Many students will be familiar with a formulation like “sometimes it’s useful to think of light as waves, and sometimes it’s useful to think of light as particles.” This statement, and the various rephrasings of this same thought in different words, applies not only to light, but rather to the entire electromagnetic spectrum: radio waves, thermal radiation, and even heat conduction can justifiably be conceptualized sometimes as waves and sometimes as particles.
The fact that heat conduction is brought under the umbrella of quantum mechanics shows that Planck’s constant and the concept of quantization apply to phenomena which are not purely electromagnetic.

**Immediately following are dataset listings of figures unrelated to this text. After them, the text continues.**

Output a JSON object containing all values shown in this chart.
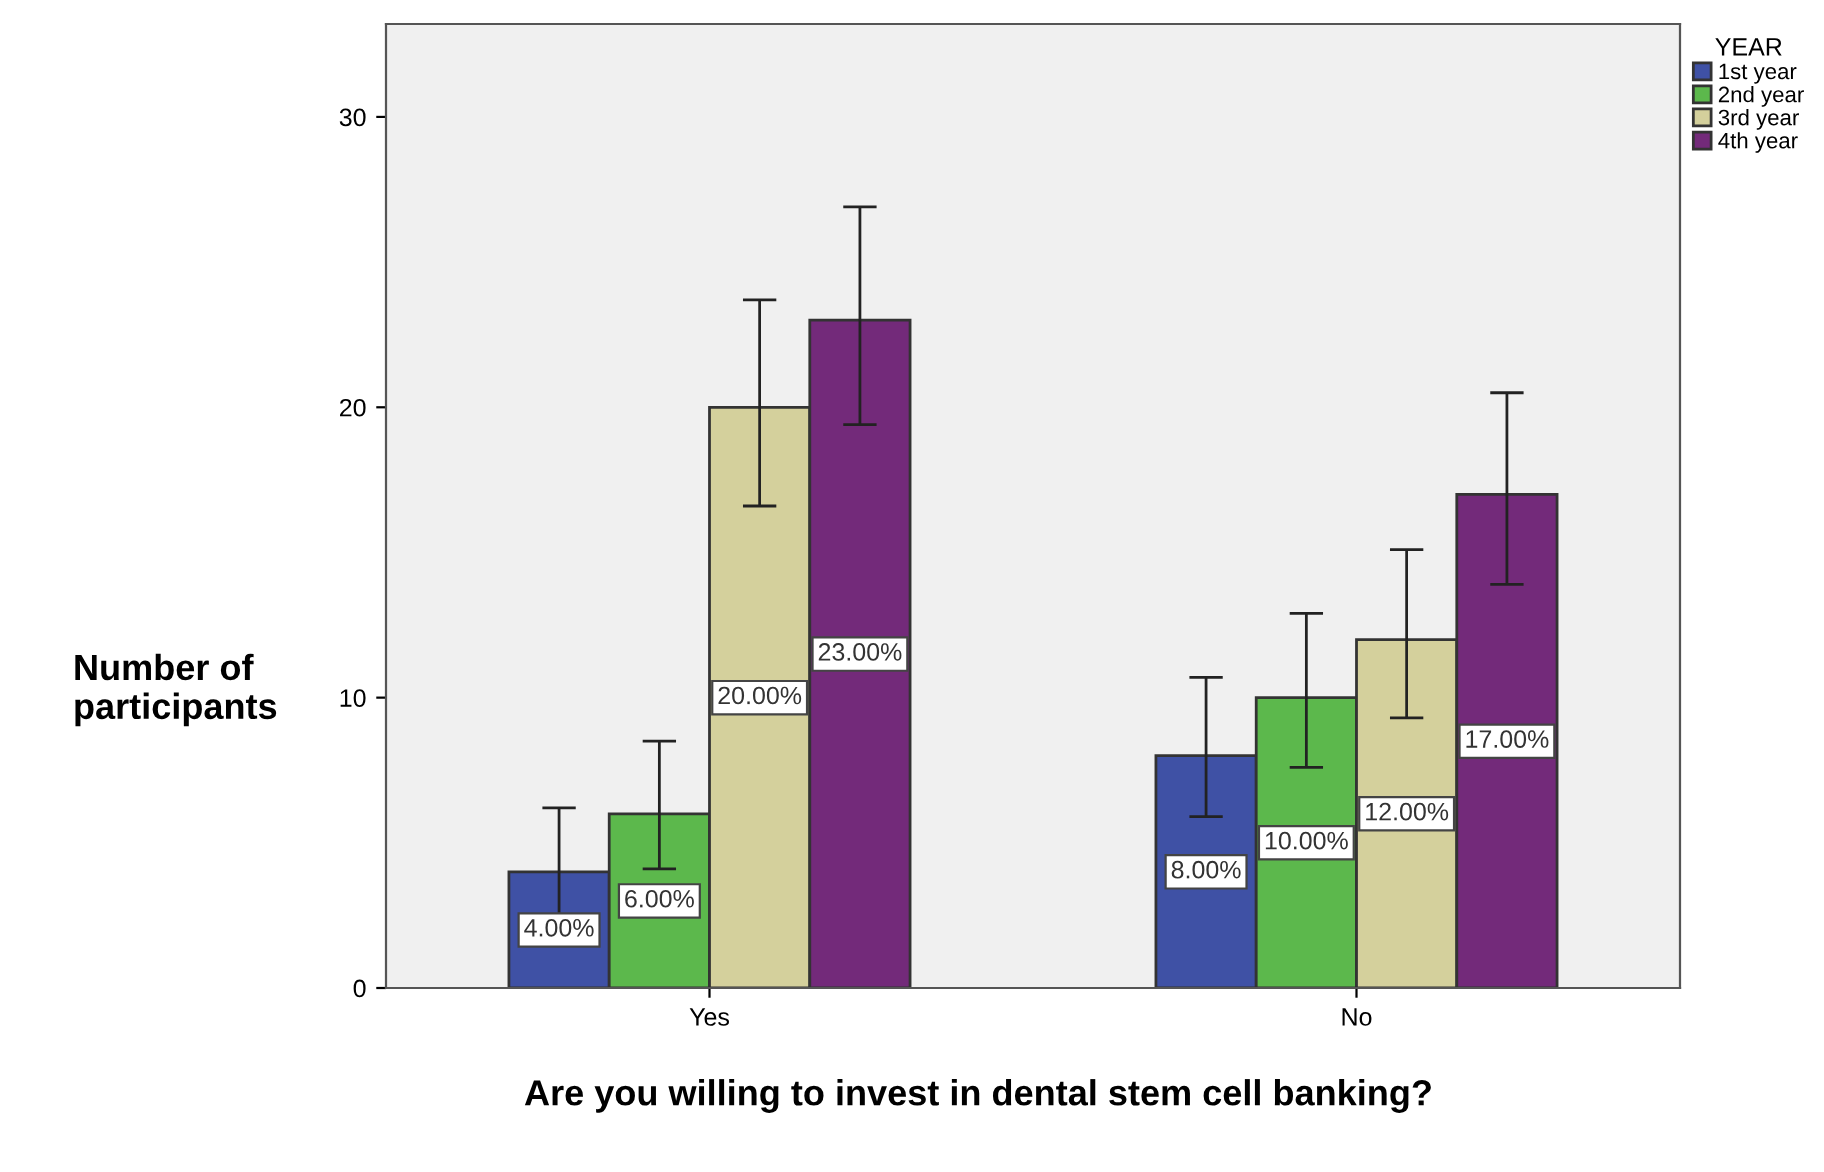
{
  "chart_data": {
    "type": "bar",
    "xlabel": "Are you willing to invest in dental stem cell banking?",
    "ylabel": "Number of\nparticipants",
    "legend_title": "YEAR",
    "categories": [
      "Yes",
      "No"
    ],
    "series": [
      {
        "name": "1st year",
        "color": "#3f51a5",
        "values": [
          4,
          8
        ],
        "errors": [
          [
            2.2,
            6.2
          ],
          [
            5.9,
            10.7
          ]
        ],
        "value_labels": [
          "4.00%",
          "8.00%"
        ]
      },
      {
        "name": "2nd year",
        "color": "#5cb84c",
        "values": [
          6,
          10
        ],
        "errors": [
          [
            4.1,
            8.5
          ],
          [
            7.6,
            12.9
          ]
        ],
        "value_labels": [
          "6.00%",
          "10.00%"
        ]
      },
      {
        "name": "3rd year",
        "color": "#d4d09c",
        "values": [
          20,
          12
        ],
        "errors": [
          [
            16.6,
            23.7
          ],
          [
            9.3,
            15.1
          ]
        ],
        "value_labels": [
          "20.00%",
          "12.00%"
        ]
      },
      {
        "name": "4th year",
        "color": "#732a7a",
        "values": [
          23,
          17
        ],
        "errors": [
          [
            19.4,
            26.9
          ],
          [
            13.9,
            20.5
          ]
        ],
        "value_labels": [
          "23.00%",
          "17.00%"
        ]
      }
    ],
    "ylim": [
      0,
      33.2
    ],
    "yticks": [
      0,
      10,
      20,
      30
    ],
    "grid": false,
    "legend": "top right"
  }
}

This understanding of heat, already indirectly indicated in Ludwig Boltzmann’s work — although Boltzmann himself might not have understood its import — , reveals the broad scope of the eventual applications of quantum mechanics.
The approach in the first decade of the twentieth century was a case-by-case heuristic approach, introducing the needed repairs to the Newtonian system as each set of non-conforming results appeared out of the experiments and measurements made by various physicists.
The quantized solutions to these three problems — black body emissions, the photoelectric effect, and the specific heat of solid bodies — do not properly constitute a complete system of quantum mechanics but rather are merely a sort of “patch” — like a software patch — on Newtonian physics, which allowed the Newtonian conceptual framework to survive, and yet which pointed the way to a thoroughly quantized physics which would be built “from the ground up” as its own discipline and not merely as a revised version of Newtonian physics.